A ex-presidente teve o mandato cassado em 2016 por um processo de impeachment conduzido pelo, à época, presidente do Supremo Tribunal Federal (STF), ministro Ricardo Lewandowski. Após as eleições de outubro, ela passou a comparecer a eventos oficiais ao lado de Lula, que já afirmou diversas vezes desde que assumiu o governo que a petista foi vítima de um “golpe da direita”. Para reparar a “injustiça”, ele fez circular a informação de que pretende nomeá-la para dirigir um banco no exterior. Para reforçar a imagem de perseguida, ela pretende pedir a revisão de um processo que tramitou na Comissão de Anistia do governo federal, no qual solicita o pagamento de uma pensão mensal por supostos prejuízos profissionais sofridos durante a ditadura militar. A indenização foi negada durante o governo Bolsonaro. Por isso, além da questão financeira, a ação abrirá à ex-presidente um espaço próprio para que ela participe do debate político, num ambiente que lhe é totalmente favorável.
Na década de 70, Dilma militou numa organização de extrema esquerda, foi presa e torturada. Em 2002, ela ingressou na Comissão de Anistia com um pedido de reparação de perdas profissionais que teve durante esse período. O processo ficou parado durante os governos petistas e só foi julgado e indeferido em abril do ano passado. O colegiado alegou que a ex-presidente teve sua questão funcional avaliada pelo Rio Grande do Sul e a comissão não poderia funcionar como instância recursal. Além disso, Dilma já havia sido contemplada com indenizações solicitadas em processos que tramitaram em Minas Gerais (30 000 reais), no Rio de Janeiro (20 000 reais) e em São Paulo (22 000 reais). Os valores foram pagos como compensação pelos danos psicológicos e físicos sofridos nas prisões por onde ela passou. O pedido foi negado por unanimidade. No recurso que deve apresentar à comissão solicitando a revisão da decisão, Dilma vai rebater essa tese.

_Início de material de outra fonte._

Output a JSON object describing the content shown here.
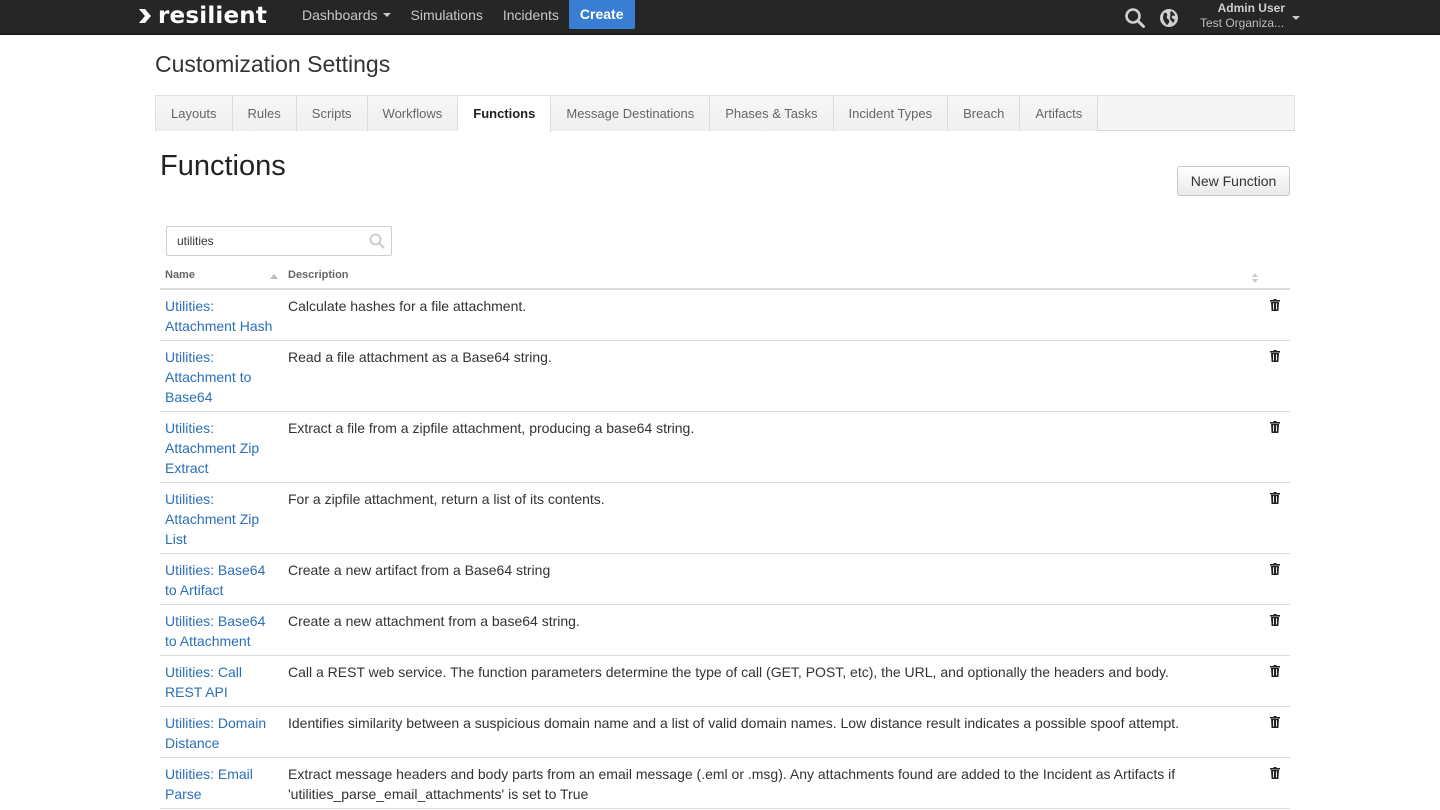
{
  "app": {
    "brand": "resilient"
  },
  "nav": {
    "items": [
      {
        "label": "Dashboards",
        "dropdown": true
      },
      {
        "label": "Simulations",
        "dropdown": false
      },
      {
        "label": "Incidents",
        "dropdown": false
      }
    ],
    "create_label": "Create",
    "search_icon": "search-icon",
    "globe_icon": "globe-icon"
  },
  "user": {
    "name": "Admin User",
    "org": "Test Organiza..."
  },
  "page": {
    "title": "Customization Settings"
  },
  "tabs": [
    {
      "label": "Layouts",
      "active": false
    },
    {
      "label": "Rules",
      "active": false
    },
    {
      "label": "Scripts",
      "active": false
    },
    {
      "label": "Workflows",
      "active": false
    },
    {
      "label": "Functions",
      "active": true
    },
    {
      "label": "Message Destinations",
      "active": false
    },
    {
      "label": "Phases & Tasks",
      "active": false
    },
    {
      "label": "Incident Types",
      "active": false
    },
    {
      "label": "Breach",
      "active": false
    },
    {
      "label": "Artifacts",
      "active": false
    }
  ],
  "section": {
    "title": "Functions",
    "new_button_label": "New Function"
  },
  "search": {
    "value": "utilities",
    "placeholder": ""
  },
  "table": {
    "columns": [
      "Name",
      "Description"
    ],
    "rows": [
      {
        "name": "Utilities: Attachment Hash",
        "description": "Calculate hashes for a file attachment."
      },
      {
        "name": "Utilities: Attachment to Base64",
        "description": "Read a file attachment as a Base64 string."
      },
      {
        "name": "Utilities: Attachment Zip Extract",
        "description": "Extract a file from a zipfile attachment, producing a base64 string."
      },
      {
        "name": "Utilities: Attachment Zip List",
        "description": "For a zipfile attachment, return a list of its contents."
      },
      {
        "name": "Utilities: Base64 to Artifact",
        "description": "Create a new artifact from a Base64 string"
      },
      {
        "name": "Utilities: Base64 to Attachment",
        "description": "Create a new attachment from a base64 string."
      },
      {
        "name": "Utilities: Call REST API",
        "description": "Call a REST web service. The function parameters determine the type of call (GET, POST, etc), the URL, and optionally the headers and body."
      },
      {
        "name": "Utilities: Domain Distance",
        "description": "Identifies similarity between a suspicious domain name and a list of valid domain names. Low distance result indicates a possible spoof attempt."
      },
      {
        "name": "Utilities: Email Parse",
        "description": "Extract message headers and body parts from an email message (.eml or .msg). Any attachments found are added to the Incident as Artifacts if 'utilities_parse_email_attachments' is set to True"
      }
    ]
  },
  "colors": {
    "topbar": "#262626",
    "accent": "#3a7ed4",
    "link": "#2a6fb7"
  }
}
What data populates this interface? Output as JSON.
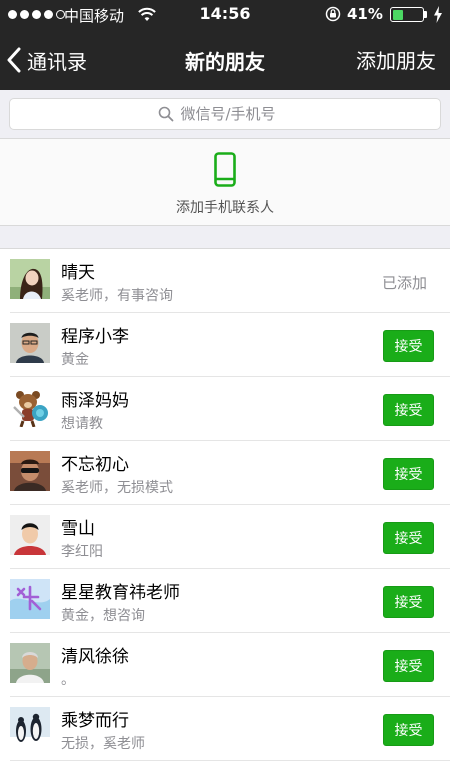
{
  "status_bar": {
    "carrier": "中国移动",
    "time": "14:56",
    "battery": "41%",
    "battery_level": 0.41,
    "signal_strength": 4,
    "signal_max": 5
  },
  "nav": {
    "back_label": "通讯录",
    "title": "新的朋友",
    "action_label": "添加朋友"
  },
  "search": {
    "placeholder": "微信号/手机号"
  },
  "add_contacts": {
    "label": "添加手机联系人"
  },
  "requests": [
    {
      "name": "晴天",
      "message": "奚老师，有事咨询",
      "status": "已添加"
    },
    {
      "name": "程序小李",
      "message": "黄金",
      "action": "接受"
    },
    {
      "name": "雨泽妈妈",
      "message": "想请教",
      "action": "接受"
    },
    {
      "name": "不忘初心",
      "message": "奚老师，无损模式",
      "action": "接受"
    },
    {
      "name": "雪山",
      "message": "李红阳",
      "action": "接受"
    },
    {
      "name": "星星教育祎老师",
      "message": "黄金，想咨询",
      "action": "接受"
    },
    {
      "name": "清风徐徐",
      "message": "。",
      "action": "接受"
    },
    {
      "name": "乘梦而行",
      "message": "无损，奚老师",
      "action": "接受"
    }
  ],
  "colors": {
    "nav_bg": "#262626",
    "accent_green": "#1aad19",
    "battery_green": "#4cd964",
    "background": "#efeff4"
  },
  "icons": {
    "search": "search-icon",
    "phone": "phone-icon",
    "back": "chevron-left-icon"
  }
}
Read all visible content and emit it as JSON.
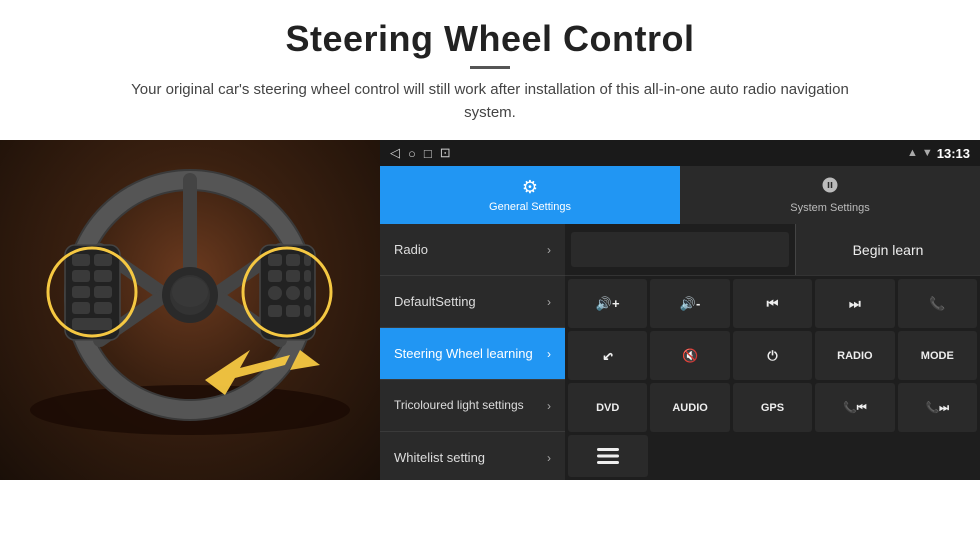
{
  "header": {
    "title": "Steering Wheel Control",
    "divider": true,
    "subtitle": "Your original car's steering wheel control will still work after installation of this all-in-one auto radio navigation system."
  },
  "statusBar": {
    "navBack": "◁",
    "navHome": "○",
    "navRecent": "□",
    "navCast": "⊡",
    "signal": "▾▴",
    "wifi": "▾",
    "time": "13:13"
  },
  "tabs": [
    {
      "id": "general",
      "label": "General Settings",
      "icon": "⚙",
      "active": true
    },
    {
      "id": "system",
      "label": "System Settings",
      "icon": "⚙",
      "active": false
    }
  ],
  "menu": [
    {
      "id": "radio",
      "label": "Radio",
      "active": false
    },
    {
      "id": "default",
      "label": "DefaultSetting",
      "active": false
    },
    {
      "id": "steering",
      "label": "Steering Wheel learning",
      "active": true
    },
    {
      "id": "tricoloured",
      "label": "Tricoloured light settings",
      "active": false
    },
    {
      "id": "whitelist",
      "label": "Whitelist setting",
      "active": false
    }
  ],
  "controls": {
    "beginLearnLabel": "Begin learn",
    "buttons": [
      {
        "id": "vol-up",
        "label": "◀+",
        "symbol": "🔊+"
      },
      {
        "id": "vol-down",
        "label": "◀-",
        "symbol": "🔊-"
      },
      {
        "id": "prev-track",
        "label": "⏮",
        "symbol": "⏮"
      },
      {
        "id": "next-track",
        "label": "⏭",
        "symbol": "⏭"
      },
      {
        "id": "phone",
        "label": "📞",
        "symbol": "📞"
      },
      {
        "id": "hang-up",
        "label": "↩",
        "symbol": "↩"
      },
      {
        "id": "mute",
        "label": "◀×",
        "symbol": "🔇"
      },
      {
        "id": "power",
        "label": "⏻",
        "symbol": "⏻"
      },
      {
        "id": "radio-btn",
        "label": "RADIO",
        "symbol": "RADIO"
      },
      {
        "id": "mode-btn",
        "label": "MODE",
        "symbol": "MODE"
      },
      {
        "id": "dvd-btn",
        "label": "DVD",
        "symbol": "DVD"
      },
      {
        "id": "audio-btn",
        "label": "AUDIO",
        "symbol": "AUDIO"
      },
      {
        "id": "gps-btn",
        "label": "GPS",
        "symbol": "GPS"
      },
      {
        "id": "call-prev",
        "label": "📞⏮",
        "symbol": "📞⏮"
      },
      {
        "id": "call-next",
        "label": "📞⏭",
        "symbol": "📞⏭"
      }
    ],
    "lastRow": [
      {
        "id": "menu-icon",
        "label": "≡",
        "symbol": "≡"
      }
    ]
  }
}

A ex-presidente argumenta que, ao ser presa, foi obrigada a se afastar da Fundação de Estatística do Rio Grande do Sul, onde exercia o cargo de assistente técnica. Conseguiu ser reintegrada na década de 90, recebeu o reconhecimento da condição de anistiada, mas não teve sucesso em receber os salários e benefícios atrasados a que julgava ter direito. É isso o que ela cobra agora do governo federal. “Entendemos que a comissão nacional não poderia funcionar como instância de recurso. Se ela conseguiu no estado gaúcho, é lá que deve recorrer. Mencionamos as outras anistias, nos demais estados, porque entendemos que ela acumulou indevidamente, mas o pleito é sobre a melhora do rendimento mensal, e isso não é de nossa competência”, disse a VEJA João Henrique Nascimento de Freitas, que presidiu a Comissão de Anistia durante o governo Bolsonaro. Pelas contas do órgão, se o pedido de Dilma Rousseff fosse aceito, os salários e benefícios corrigidos monetariamente custariam 7,5 milhões de reais aos cofres públicos. “As indenizações estaduais deferiram os processos nos quais as pessoas provavam que haviam sido torturadas. Isso não tinha nada a ver com a questão do prejuízo funcional, que foi o que apresentamos no âmbito federal. Fizemos apenas menção da tortura que ela sofreu e que é conhecida pelo mundo inteiro”, afirma a advogada Paula Febrot, que representa a ex-presidente.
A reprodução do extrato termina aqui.